If he’s downloading a 150 GB Xbox game, your tech support is going to
have to educate him about restricting the hours that game consoles can do
downloads.  Making speedtest.net results look better isn’t going to
avoid that, in fact it may make that more difficult.  The effort might be
better spent finding a way to deprioritize software downloads, so people
can watch video or pay games while new games are downloading.



If you sell best effort “up to” speeds, the answer may be different.

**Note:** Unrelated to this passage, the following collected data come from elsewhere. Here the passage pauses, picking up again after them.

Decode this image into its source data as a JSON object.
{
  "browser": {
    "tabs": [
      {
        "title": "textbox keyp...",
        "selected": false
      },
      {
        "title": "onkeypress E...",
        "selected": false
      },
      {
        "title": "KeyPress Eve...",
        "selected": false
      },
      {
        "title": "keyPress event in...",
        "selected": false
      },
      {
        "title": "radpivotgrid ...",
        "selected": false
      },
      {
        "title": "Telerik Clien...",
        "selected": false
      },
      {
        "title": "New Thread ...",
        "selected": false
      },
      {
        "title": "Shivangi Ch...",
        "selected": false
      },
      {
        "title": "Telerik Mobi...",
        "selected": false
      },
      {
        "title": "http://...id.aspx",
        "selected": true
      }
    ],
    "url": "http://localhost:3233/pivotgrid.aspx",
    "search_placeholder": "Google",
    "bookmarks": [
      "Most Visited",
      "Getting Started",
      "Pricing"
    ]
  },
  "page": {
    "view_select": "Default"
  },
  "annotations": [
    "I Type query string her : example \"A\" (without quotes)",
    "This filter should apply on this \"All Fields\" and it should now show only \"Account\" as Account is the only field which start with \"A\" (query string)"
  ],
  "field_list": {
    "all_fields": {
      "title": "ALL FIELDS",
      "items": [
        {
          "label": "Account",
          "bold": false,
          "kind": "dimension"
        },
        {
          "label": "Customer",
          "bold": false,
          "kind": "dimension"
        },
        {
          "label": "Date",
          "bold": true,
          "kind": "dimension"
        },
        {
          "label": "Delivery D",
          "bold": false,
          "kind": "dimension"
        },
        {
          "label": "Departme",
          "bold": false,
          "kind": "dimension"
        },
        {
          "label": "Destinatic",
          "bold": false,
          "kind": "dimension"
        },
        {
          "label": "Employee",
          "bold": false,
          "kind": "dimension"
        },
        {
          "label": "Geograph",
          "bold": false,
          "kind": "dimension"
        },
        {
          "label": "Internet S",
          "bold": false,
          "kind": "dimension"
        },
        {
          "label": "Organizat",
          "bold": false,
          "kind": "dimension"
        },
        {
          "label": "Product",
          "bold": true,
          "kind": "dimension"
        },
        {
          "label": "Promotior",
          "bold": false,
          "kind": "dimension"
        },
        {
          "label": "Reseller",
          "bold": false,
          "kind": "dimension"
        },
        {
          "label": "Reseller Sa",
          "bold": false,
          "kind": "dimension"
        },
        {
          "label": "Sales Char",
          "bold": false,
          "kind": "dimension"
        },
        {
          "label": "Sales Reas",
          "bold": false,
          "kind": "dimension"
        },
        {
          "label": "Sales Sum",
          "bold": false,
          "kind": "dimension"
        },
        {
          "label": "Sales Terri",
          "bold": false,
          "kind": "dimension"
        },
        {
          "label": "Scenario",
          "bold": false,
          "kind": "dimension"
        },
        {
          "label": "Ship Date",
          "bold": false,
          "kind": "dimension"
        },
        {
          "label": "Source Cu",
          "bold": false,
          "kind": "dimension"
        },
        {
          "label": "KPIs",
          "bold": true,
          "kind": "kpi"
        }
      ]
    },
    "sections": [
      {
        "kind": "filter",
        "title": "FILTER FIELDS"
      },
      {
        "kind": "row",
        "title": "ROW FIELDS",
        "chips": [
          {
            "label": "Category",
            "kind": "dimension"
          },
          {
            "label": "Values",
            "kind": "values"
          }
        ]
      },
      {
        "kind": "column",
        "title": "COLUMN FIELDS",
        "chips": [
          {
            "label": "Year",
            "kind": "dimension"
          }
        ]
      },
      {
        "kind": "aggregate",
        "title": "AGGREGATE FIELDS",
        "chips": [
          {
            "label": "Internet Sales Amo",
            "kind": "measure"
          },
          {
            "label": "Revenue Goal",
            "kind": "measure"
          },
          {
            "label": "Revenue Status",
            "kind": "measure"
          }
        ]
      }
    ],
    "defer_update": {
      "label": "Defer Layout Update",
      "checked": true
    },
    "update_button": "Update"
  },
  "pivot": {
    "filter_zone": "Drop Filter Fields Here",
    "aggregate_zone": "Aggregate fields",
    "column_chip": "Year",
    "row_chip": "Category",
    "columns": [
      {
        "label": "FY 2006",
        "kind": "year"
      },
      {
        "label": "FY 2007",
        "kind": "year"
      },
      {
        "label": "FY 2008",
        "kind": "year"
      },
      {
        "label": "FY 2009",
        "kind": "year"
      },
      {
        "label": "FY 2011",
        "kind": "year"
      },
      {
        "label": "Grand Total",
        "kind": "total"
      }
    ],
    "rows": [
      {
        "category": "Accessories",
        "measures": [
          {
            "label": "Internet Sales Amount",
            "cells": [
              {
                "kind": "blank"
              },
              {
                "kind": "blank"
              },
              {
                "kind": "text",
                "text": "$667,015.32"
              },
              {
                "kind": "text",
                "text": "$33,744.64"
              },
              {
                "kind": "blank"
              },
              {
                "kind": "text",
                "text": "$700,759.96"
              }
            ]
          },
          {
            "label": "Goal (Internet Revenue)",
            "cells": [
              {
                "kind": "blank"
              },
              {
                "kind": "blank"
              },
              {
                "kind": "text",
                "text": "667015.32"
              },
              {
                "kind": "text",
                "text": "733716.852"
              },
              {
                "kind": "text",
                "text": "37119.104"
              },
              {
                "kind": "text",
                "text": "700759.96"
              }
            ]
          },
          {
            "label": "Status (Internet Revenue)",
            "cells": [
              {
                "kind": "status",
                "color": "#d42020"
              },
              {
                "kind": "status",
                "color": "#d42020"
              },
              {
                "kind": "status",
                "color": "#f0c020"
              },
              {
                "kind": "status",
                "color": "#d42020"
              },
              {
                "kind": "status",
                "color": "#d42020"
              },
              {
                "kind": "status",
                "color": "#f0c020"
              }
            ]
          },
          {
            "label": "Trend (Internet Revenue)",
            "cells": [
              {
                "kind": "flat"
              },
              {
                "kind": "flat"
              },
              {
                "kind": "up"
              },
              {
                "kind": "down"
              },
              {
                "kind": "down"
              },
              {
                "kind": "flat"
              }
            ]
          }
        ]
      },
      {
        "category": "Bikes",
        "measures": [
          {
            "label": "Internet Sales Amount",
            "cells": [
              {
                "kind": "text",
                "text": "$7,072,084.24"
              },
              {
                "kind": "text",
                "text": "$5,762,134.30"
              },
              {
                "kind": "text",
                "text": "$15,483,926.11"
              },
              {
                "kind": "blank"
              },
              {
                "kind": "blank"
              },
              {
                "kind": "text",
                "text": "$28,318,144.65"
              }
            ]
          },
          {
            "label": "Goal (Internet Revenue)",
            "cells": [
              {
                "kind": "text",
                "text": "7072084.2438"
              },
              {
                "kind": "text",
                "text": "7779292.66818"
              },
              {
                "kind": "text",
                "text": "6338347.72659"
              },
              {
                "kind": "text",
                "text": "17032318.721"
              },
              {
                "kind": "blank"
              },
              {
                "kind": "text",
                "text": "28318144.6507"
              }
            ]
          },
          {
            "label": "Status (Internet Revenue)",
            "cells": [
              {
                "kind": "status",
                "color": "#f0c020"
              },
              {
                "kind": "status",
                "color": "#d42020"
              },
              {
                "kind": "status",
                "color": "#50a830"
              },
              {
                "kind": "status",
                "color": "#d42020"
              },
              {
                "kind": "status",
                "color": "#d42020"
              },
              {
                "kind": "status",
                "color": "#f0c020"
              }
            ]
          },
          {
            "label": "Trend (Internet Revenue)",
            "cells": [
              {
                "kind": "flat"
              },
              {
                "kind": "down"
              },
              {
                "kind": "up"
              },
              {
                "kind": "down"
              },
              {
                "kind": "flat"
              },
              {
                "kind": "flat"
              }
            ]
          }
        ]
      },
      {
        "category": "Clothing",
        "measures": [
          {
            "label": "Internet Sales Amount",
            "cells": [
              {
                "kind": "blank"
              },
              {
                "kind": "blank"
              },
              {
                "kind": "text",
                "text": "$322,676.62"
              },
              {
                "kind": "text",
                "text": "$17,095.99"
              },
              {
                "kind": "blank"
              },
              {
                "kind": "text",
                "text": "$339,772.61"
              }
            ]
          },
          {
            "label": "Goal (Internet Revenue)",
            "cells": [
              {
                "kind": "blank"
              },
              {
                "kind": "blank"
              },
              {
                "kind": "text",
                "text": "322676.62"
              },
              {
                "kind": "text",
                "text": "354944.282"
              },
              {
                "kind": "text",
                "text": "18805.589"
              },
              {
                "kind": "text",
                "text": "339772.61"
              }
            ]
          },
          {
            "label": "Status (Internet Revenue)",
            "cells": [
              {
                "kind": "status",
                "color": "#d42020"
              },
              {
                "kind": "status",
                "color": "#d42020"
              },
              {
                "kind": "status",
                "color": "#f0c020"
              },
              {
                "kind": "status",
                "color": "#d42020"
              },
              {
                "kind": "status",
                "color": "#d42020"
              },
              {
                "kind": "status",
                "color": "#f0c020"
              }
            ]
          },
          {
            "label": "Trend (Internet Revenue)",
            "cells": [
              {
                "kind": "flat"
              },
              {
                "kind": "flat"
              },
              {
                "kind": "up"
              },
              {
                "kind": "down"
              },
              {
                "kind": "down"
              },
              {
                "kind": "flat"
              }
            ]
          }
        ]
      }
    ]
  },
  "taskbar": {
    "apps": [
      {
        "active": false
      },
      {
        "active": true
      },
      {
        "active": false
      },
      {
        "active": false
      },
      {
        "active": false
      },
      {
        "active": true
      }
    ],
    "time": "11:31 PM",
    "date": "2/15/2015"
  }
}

*From:* AF mailto:[email protected] *On Behalf Of *Adam Moffett
*Sent:* Tuesday, November 5, 2019 8:46 AM
*To:* [email protected]
*Subject:* Re: [AFMUG] Priority on Speedtest.net



If I'm being honest, it's partly a failure on the sales end to manage
expectations on wireless ("up to 50mbps" etc), and partly a failure of tech
support to manage the conversation.  IMO they need to not let the customer
focus on a speed test result and instead prompt them to talk about what
their actual problems are. Whether the speed test says 10 meg or 50 meg has
no bearing on the fact that you suck of Call of Duty or that your VPN to
the office doesn't want to connect this morning.

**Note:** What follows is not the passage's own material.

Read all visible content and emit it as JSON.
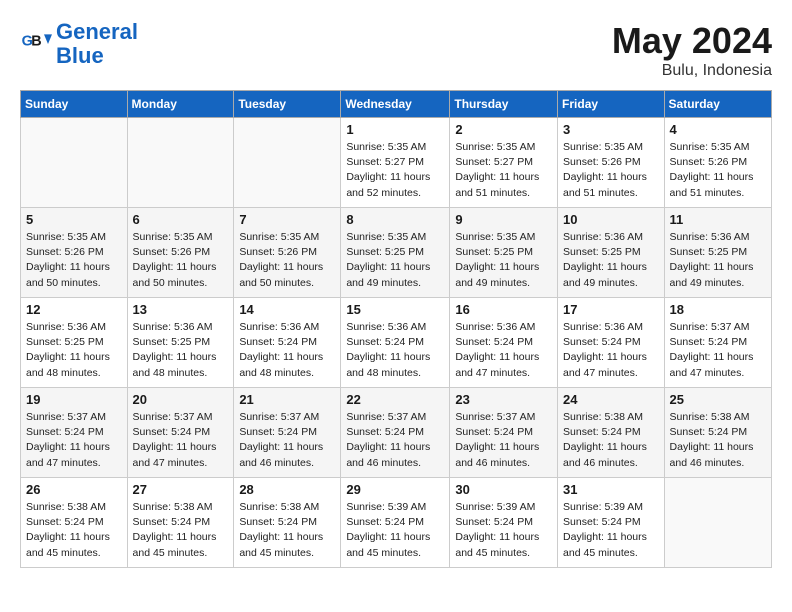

I think the idea is just make the speed test show what they want to see
and then we can move the conversation forward.  It strikes me as a viable
but lazy and dishonest solution.  I'm trying hard to be open minded.

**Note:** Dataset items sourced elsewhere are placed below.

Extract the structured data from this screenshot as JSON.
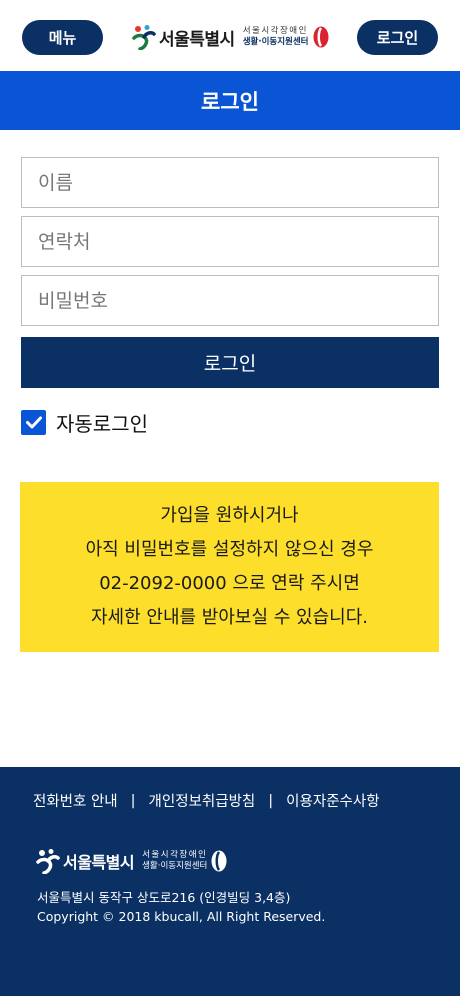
{
  "header": {
    "menu_label": "메뉴",
    "login_label": "로그인",
    "logo_main": "서울특별시",
    "logo_sub_line1": "서울시각장애인",
    "logo_sub_line2": "생활·이동지원센터"
  },
  "page_title": "로그인",
  "form": {
    "name_placeholder": "이름",
    "phone_placeholder": "연락처",
    "password_placeholder": "비밀번호",
    "submit_label": "로그인",
    "auto_login_label": "자동로그인",
    "auto_login_checked": true
  },
  "notice": {
    "lines": [
      "가입을 원하시거나",
      "아직 비밀번호를 설정하지 않으신 경우",
      "02-2092-0000 으로 연락 주시면",
      "자세한 안내를 받아보실 수 있습니다."
    ]
  },
  "footer": {
    "links": [
      "전화번호 안내",
      "개인정보취급방침",
      "이용자준수사항"
    ],
    "separator": "|",
    "logo_main": "서울특별시",
    "logo_sub_line1": "서울시각장애인",
    "logo_sub_line2": "생활·이동지원센터",
    "address": "서울특별시 동작구 상도로216 (인경빌딩 3,4층)",
    "copyright": "Copyright © 2018 kbucall, All Right Reserved."
  },
  "colors": {
    "navy": "#0b3064",
    "blue": "#0a55d6",
    "yellow": "#fcde2b"
  }
}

I appreciate all the thoughts on this.  Thanks everyone.



On 11/5/2019 8:01 AM, Daniel White wrote:

I've worked extensively with Sandvine and Saisei and this is a topic that
always comes up since it is fairly easy to implement via those appliances
(and easier to implement across multiple speed testing sites).

I don't see it as evil on a best effort connection.  Customers typically
are not likely to understand what the results mean and the only congestion
it masks is on your network (which you should be aware of anyways).  You
can chalk it up to reasonable network management practices, as the intent
is to show what your connection is capable of vs. what is available to you
at that moment.  Furthermore, unless the speedtest server is on your
network, sometimes the issue is on the net or with the server so further
impacting the results by giving the testing a low availability on your
network is further giving your customers the wrong impression of your
actual delivery.

By implementing something though - how many support tickets are you
potentially reducing?  How about customer churn?  If these are issues for
you is it because you have actual congestion on your network?  Is hacking
the response worthwhile from a technical effort - and if your customers
found out about it is it worthwhile from a PR standpoint?

I usually end up somewhere in the it's cool to tinker with but of limited
value in the real world.  The PR fallout if your competition finds out and
uses it against you is probably more damaging.

My 2 cents.



[image: photograph]


*Daniel White*Co-Founder & Managing Director of Operations

*phone:* +1 (702) 470-2766
*direct:* +1 (702) 470-2770

Adam Moffett wrote on 11/4/19 12:32:



I can set a higher priority DSCP value on speedtest.net traffic. I
tested this on one SM and it works great.  On a busy AP at 9:30pm I was
getting speedtest results from 12-20mbps.  I set the speedtest traffic to
DSCP 26 and enable a "medium" priority channel and now it's 34mbps every
single time without fail (and at my data rate, frame size, etc that's all I
could ever hope for).

The question is: Would this be evil?

The feeling is that for some customers there's nothing actually wrong
except they run speedtest.net simultaneously as their XBox downloads a
game and then call to report "slow" speeds.  The feeling is that it would
be easier to just let them see a bigger speed test number than to educate
them (and some will always refuse to be educated).

The evil part is that it would mask an actual congestion problem.

There's also a notion being tossed around the office that our competitors
are already doing this.  I have no idea if they actually are, and I'm also
not sure if I care what they're doing.